To increase the engagement of important employees and give them an increased sense of involvement and ownership, the practice of giving ESOPs (Employee Stock Option Plan) is on the rise. In ESOPs, the company offers shares to employees at a discounted price within a certain frame of time. Sometimes organizations resort to this option when they are short on cash or in financially challenging times ESOPs are given to the employees as part of their remuneration. In the startup ecosystem, this strategy of giving ESOPs to employees has proved to be a win-win scenario for both parties involved.
An important point to note here is that ESOPs are part of an employee’s remuneration; thus, it attracts income tax as well. Therefore employers are required to deduct TDS on it. Since it is taken under the purview of income tax, it has been prevented to become a complete pay-out neutral payment mechanism as companies have to deduct TDS and submit the same with the income tax department. The Indian Government picked up the anxiety caused by this provision among startups, and as a result in its last Budget, such payment of tax has been deferred. A tax estimator is something that can be of great help.
How does ESOP work?
Based on various parameters, criteria and company policies, an organization announces that it is offering ESOP to its employees and they have the option to exercise it within a certain time frame at a price which is generally lower than the fair value of the shares.
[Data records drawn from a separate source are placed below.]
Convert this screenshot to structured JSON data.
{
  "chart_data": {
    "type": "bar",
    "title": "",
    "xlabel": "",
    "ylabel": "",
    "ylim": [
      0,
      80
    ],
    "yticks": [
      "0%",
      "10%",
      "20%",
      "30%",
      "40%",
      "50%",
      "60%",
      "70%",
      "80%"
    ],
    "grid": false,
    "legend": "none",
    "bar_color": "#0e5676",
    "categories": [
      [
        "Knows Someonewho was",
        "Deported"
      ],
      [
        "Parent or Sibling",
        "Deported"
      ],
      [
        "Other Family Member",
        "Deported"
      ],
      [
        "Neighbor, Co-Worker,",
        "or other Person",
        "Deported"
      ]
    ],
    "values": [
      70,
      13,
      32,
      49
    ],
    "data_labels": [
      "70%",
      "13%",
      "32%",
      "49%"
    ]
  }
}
After the announcement, the employee can exercise power for a finite number of shares. After the employee exercises power, the said shares are transferred with or without any condition as per the company policies. The whole process of declaration, exercising of option and allotment of shares may take some time and can transcend 2-3 financial years as well. After a specified period of time, the employee can also sell those shares in the open market.
Taxation of ESOP?
ESOPs are treated as part of salary and are included in Income from Salary while calculating income tax. As per Section 17(2), it has been categorized as perquisites, and the value of such perquisites is taxable in the hands of employees. When the employee exercises the option of ESOP, then the fair value at that time is taken into consideration for calculating the value of perquisite. However, the employer needs to deduct TDS only at the time of allotment of shares based on the value determined.
In addition, in future, when employees sell those shares, it comes under capital gain tax and profit is calculated based on the value of perquisite determined and the price at which shares are sold. Thus, it attracts tax twice in the whole process.
Relief in Budget 2020-21
In the recent Budget of 2020-21, the Government has deferred the payment of TDS which was required to be made by the employer in the financial year in which the shares are allotted to the employee. However, the employee still needs to include ESOPs in their income tax return, but they are not required to pay any tax on it, and neither does the employer. This means that the shares acquired by ESOPs are now taxable only when the employee sells those shares in the open market and attracts capital gain.
The startups benefiting from this need to fulfil the following criteria:
- It must have been incorporated between 01/04/2016 to 31/03/2021.
- Its total turnover must be less than Rs. 100 crore in the year in which the said benefit is sought.
- They must be certified as startups as per the Inter-Ministerial Board of the Government of India.